Dia sudah pusing memikirkan Mo Wuji. Ketika orang ini masih berada di Tahap Dewa Sejati, dia sudah berani melakukan sesuatu yang tidak akan pernah berani dilakukan Chi Tong: Membunuh keturunannya dari Gunung Raja Serigala, serigala bermata putih. Sekarang kultivasi Mo Wuji telah mencapai tingkat seperti itu, dia tidak akan terkejut jika Mo Wuji menyerbu untuk melawannya.
 
Ketika Mo Wuji tiba-tiba berdiri, Cang Xue bukan satu-satunya yang menyadarinya; semua orang menoleh untuk melihatnya. Semua orang berpikir sama seperti Cang Xue, mereka tidak percaya bahwa Mo Wuji adalah orang yang pendiam. Alasan mengapa dia diam selama beberapa hari terakhir adalah karena kekuatannya belum pulih. Sekarang kekuatannya telah pulih, bahkan Black Fox pun tidak ingin menyinggung Mo Wuji.
 
Mo Wuji berjalan keluar dari ngarai kecil itu dan kembali ke tempat ia pertama kali mendarat. Ia dengan paksa mencoba melepaskan kehendak spiritualnya. Sama seperti sebelumnya, kehendak spiritualnya tidak dapat ditampilkan.
 
Dia mengerahkan seluruh kekuatannya untuk memadatkan mata spiritualnya, tetapi yang bisa dilihatnya hanyalah ruang kosong.
 
“Sahabat Dao Mo, kita sudah mencari di tempat ini selama seribu tahun. Tidak ada jalan keluar.” Salah satu kultivator netral khawatir Mo Wuji akan melakukan sesuatu yang bodoh, jadi dia berinisiatif mengingatkan Mo Wuji.
 
Mo Wuji mengangguk, lalu menoleh ke sepuluh orang lebih di dalam ngarai, “Bisakah kalian semua keluar sebentar, agar aku bisa memeriksa ngarai ini?”
 
Semua orang saling pandang; tak seorang pun menjawab kata-kata Mo Wuji. Melepaskan tempatku?
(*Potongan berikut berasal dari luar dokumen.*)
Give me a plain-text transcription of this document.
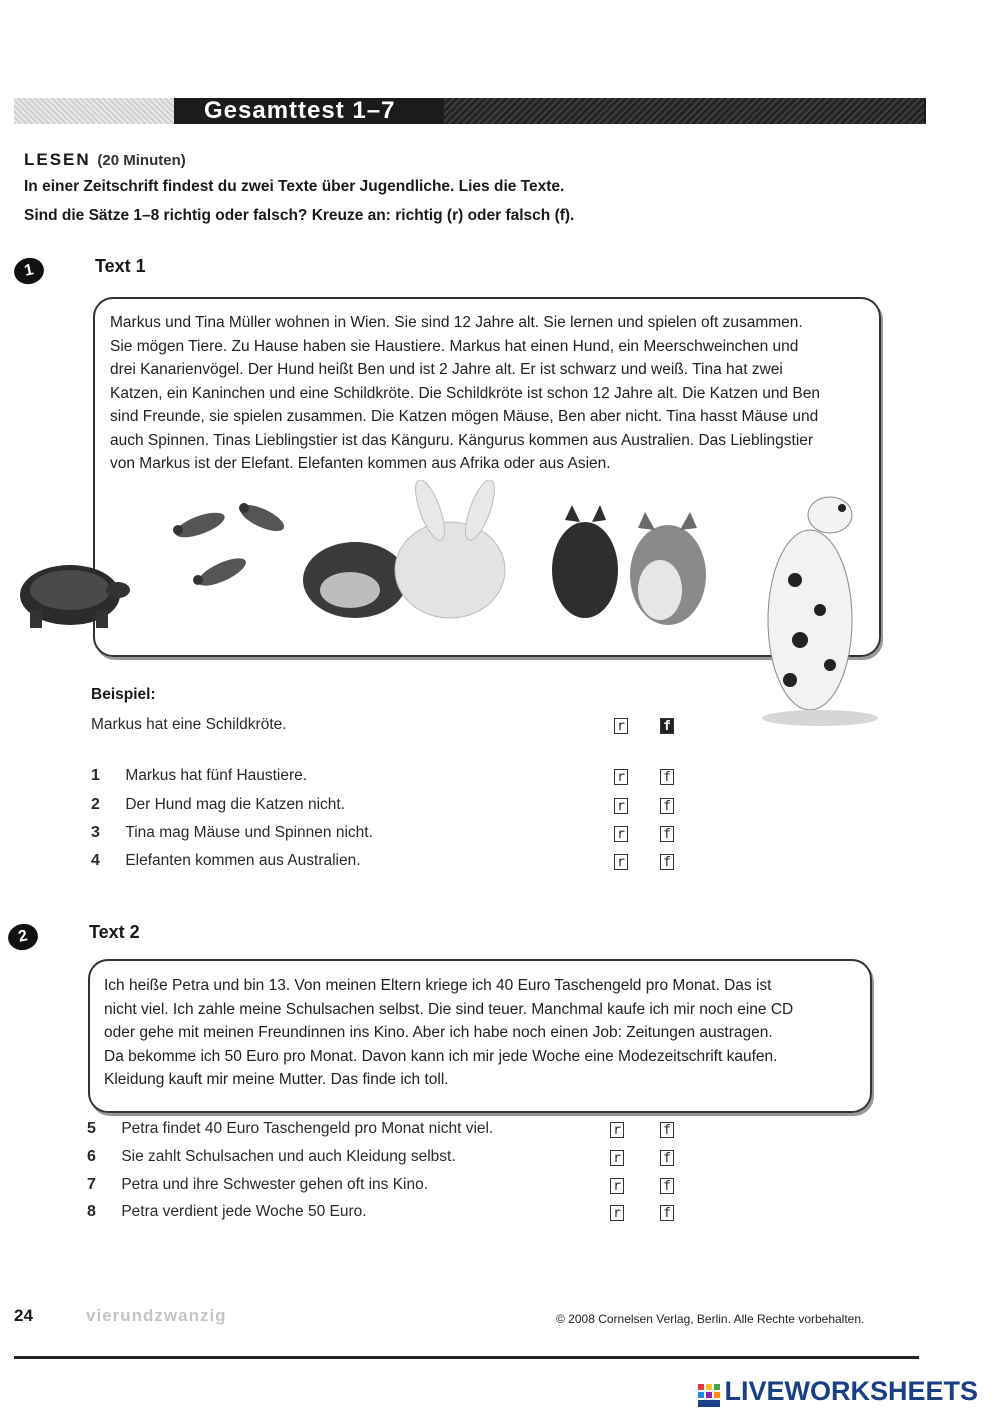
Gesamttest 1–7
LESEN (20 Minuten)
In einer Zeitschrift findest du zwei Texte über Jugendliche. Lies die Texte.
Sind die Sätze 1–8 richtig oder falsch? Kreuze an: richtig (r) oder falsch (f).
1	Text 1
Markus und Tina Müller wohnen in Wien. Sie sind 12 Jahre alt. Sie lernen und spielen oft zusammen.
Sie mögen Tiere. Zu Hause haben sie Haustiere. Markus hat einen Hund, ein Meerschweinchen und
drei Kanarienvögel. Der Hund heißt Ben und ist 2 Jahre alt. Er ist schwarz und weiß. Tina hat zwei
Katzen, ein Kaninchen und eine Schildkröte. Die Schildkröte ist schon 12 Jahre alt. Die Katzen und Ben
sind Freunde, sie spielen zusammen. Die Katzen mögen Mäuse, Ben aber nicht. Tina hasst Mäuse und
auch Spinnen. Tinas Lieblingstier ist das Känguru. Kängurus kommen aus Australien. Das Lieblingstier
von Markus ist der Elefant. Elefanten kommen aus Afrika oder aus Asien.
Beispiel:
Markus hat eine Schildkröte.	r	f
1 Markus hat fünf Haustiere.	r	f
2 Der Hund mag die Katzen nicht.	r	f
3 Tina mag Mäuse und Spinnen nicht.	r	f
4 Elefanten kommen aus Australien.	r	f
2	Text 2
Ich heiße Petra und bin 13. Von meinen Eltern kriege ich 40 Euro Taschengeld pro Monat. Das ist
nicht viel. Ich zahle meine Schulsachen selbst. Die sind teuer. Manchmal kaufe ich mir noch eine CD
oder gehe mit meinen Freundinnen ins Kino. Aber ich habe noch einen Job: Zeitungen austragen.
Da bekomme ich 50 Euro pro Monat. Davon kann ich mir jede Woche eine Modezeitschrift kaufen.
Kleidung kauft mir meine Mutter. Das finde ich toll.
5 Petra findet 40 Euro Taschengeld pro Monat nicht viel.	r	f
6 Sie zahlt Schulsachen und auch Kleidung selbst.	r	f
7 Petra und ihre Schwester gehen oft ins Kino.	r	f
8 Petra verdient jede Woche 50 Euro.	r	f
24	vierundzwanzig	© 2008 Cornelsen Verlag, Berlin. Alle Rechte vorbehalten.
LIVEWORKSHEETS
Berdiri di luar di mana mereka tidak bisa melepaskan kehendak spiritual mereka atau menggunakan energi elemen mereka? Bukankah mereka akan menjadikan diri mereka sasaran empuk bagi Mo Wuji?
 
“Sahabat Dao Mo, Sahabat Dao Mang Hai benar. Kita sudah menjelajahi seluruh wilayah ini selama ribuan tahun. Sama sekali tidak ada jalan keluar.” Mu Yingqiao berkata dengan sungguh-sungguh.
 
Dia mulai tidak menyukai kata-kata Mo Wuji. Sekalipun Mo Wuji memiliki beberapa kartu truf tersembunyi, dia tetaplah seorang junior di tempat ini.
 
Mo Wuji berkata pelan, “Aku hanya ingin menggunakan setengah dupa waktu. Jika aku tidak menemukan apa pun setelah setengah dupa waktu, aku berjanji tidak akan pernah mengganggu kultivasi siapa pun lagi. Bagaimana jika aku menemukan sesuatu? Maka kita semua bisa melarikan diri.”
 
Ketika Mo Wuji berbicara tentang tidak mengganggu kultivasi semua orang, sedikit nada mengejek muncul dalam suaranya. Alasan mengapa dia ingin orang-orang ini pergi adalah karena dia ingin memindai area tersebut dengan mata spiritualnya. Jika semua orang berada di dalam, mata spiritualnya akan terlihat.
 
Tingkat kultivasinya paling rendah di sini, dia harus menyembunyikan kartu-kartunya.